BOOK REVIEW by Matthew Shaer in the Washington Post:
A Sister Act of Perseverance

Sunday, August 30, 2009

THE SISTERS OF SINAI

How Two Lady Adventurers Discovered the Hidden Gospels

By Janet Soskice

Knopf. 316 pp. $27.95


In early 1892, twin sisters Margaret and Agnes Smith, unschooled in paleography but possessed of keenly rebellious spirits, traveled from England to St. Catherine's Church, at the foot of Egypt's Mt. Sinai. There, in a "dimly lit little room below the prior's quarters," they discovered "an unpromising brick of parchment," its surfaces coated with dust. Despite the state of this "grimy codex," Agnes, the older of the sisters, was convinced that she had made a great discovery, and after 40 days of study she emerged with proof.
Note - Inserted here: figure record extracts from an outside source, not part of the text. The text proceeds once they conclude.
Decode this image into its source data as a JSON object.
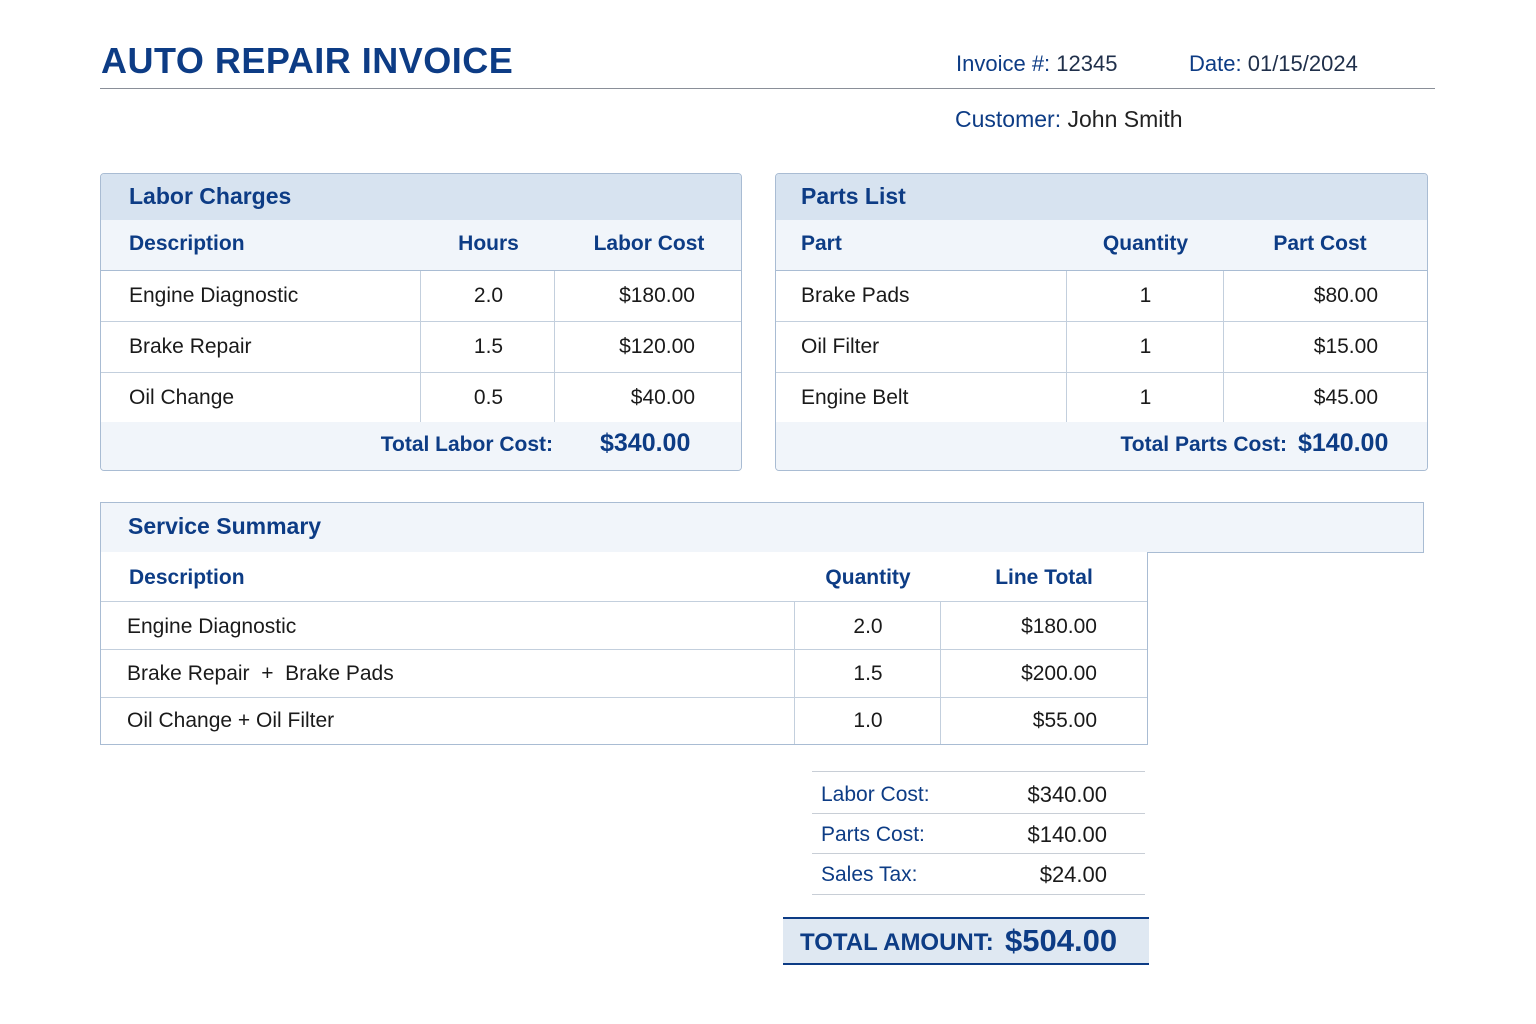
{
  "header": {
    "title": "AUTO REPAIR INVOICE",
    "invoice_label": "Invoice #:",
    "invoice_number": "12345",
    "date_label": "Date:",
    "date_value": "01/15/2024",
    "customer_label": "Customer:",
    "customer_name": "John Smith"
  },
  "labor": {
    "title": "Labor Charges",
    "columns": [
      "Description",
      "Hours",
      "Labor Cost"
    ],
    "rows": [
      {
        "description": "Engine Diagnostic",
        "hours": "2.0",
        "cost": "$180.00"
      },
      {
        "description": "Brake Repair",
        "hours": "1.5",
        "cost": "$120.00"
      },
      {
        "description": "Oil Change",
        "hours": "0.5",
        "cost": "$40.00"
      }
    ],
    "total_label": "Total Labor Cost:",
    "total_value": "$340.00"
  },
  "parts": {
    "title": "Parts List",
    "columns": [
      "Part",
      "Quantity",
      "Part Cost"
    ],
    "rows": [
      {
        "part": "Brake Pads",
        "quantity": "1",
        "cost": "$80.00"
      },
      {
        "part": "Oil Filter",
        "quantity": "1",
        "cost": "$15.00"
      },
      {
        "part": "Engine Belt",
        "quantity": "1",
        "cost": "$45.00"
      }
    ],
    "total_label": "Total Parts Cost:",
    "total_value": "$140.00"
  },
  "summary": {
    "title": "Service Summary",
    "columns": [
      "Description",
      "Quantity",
      "Line Total"
    ],
    "rows": [
      {
        "description": "Engine Diagnostic",
        "quantity": "2.0",
        "total": "$180.00"
      },
      {
        "description": "Brake Repair  +  Brake Pads",
        "quantity": "1.5",
        "total": "$200.00"
      },
      {
        "description": "Oil Change + Oil Filter",
        "quantity": "1.0",
        "total": "$55.00"
      }
    ]
  },
  "totals": {
    "labor_label": "Labor Cost:",
    "labor_value": "$340.00",
    "parts_label": "Parts Cost:",
    "parts_value": "$140.00",
    "tax_label": "Sales Tax:",
    "tax_value": "$24.00",
    "grand_label": "TOTAL AMOUNT:",
    "grand_value": "$504.00"
  }
}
As scholar Janet Soskice reveals in her luminous new study, "The Sisters of Sinai," Margaret and Agnes had nosed out nothing less than the earliest known copies of the Gospels -- an account written in Syriac, the language likely spoken by Jesus himself. At the time, Soskice writes, "the Bible remained an unquestioned compendium of truth, its immutable word conveyed supernaturally through the generations." And yet this codex -- so different in content from the modern edition of the Gospels -- indicated that scripture was actually the product of years of careful revisions. The Bible, in other words, had evolved.

[...]
The second paragraph has a number of errors. Codex Syriacus is the earliest copy of the Gospels in Syriac, not the earliest known copy in any language.Syriac is a dialect of Aramaic, not a language in its own right. Jesus spoke Galilean Aramaic, a Western dialect. Syriac is an Eastern dialect of Aramaic which originated in Edessa. And the content of this manuscript is not all that different from modern editions. Actually, it's closer than the traditional Greek text in that it leaves out the longer ending of Mark. But it also has its own odd secondary readings. For details see here and scroll down to "The Old Syriac."

Some even worse garbling of the subject is noted here. The book under review sounds interesting, though.

UPDATE: Reader Meg Dea e-mails::
Most disappointing about that review is that it fails to mention the writings these 2 Victorian sisters left behind. Agnes Lewis Smith's books Eastern Pilgrims: The travels of three ladies and In the Shadow of Sinai are both still in print, as far as I know, and most entertaining reading.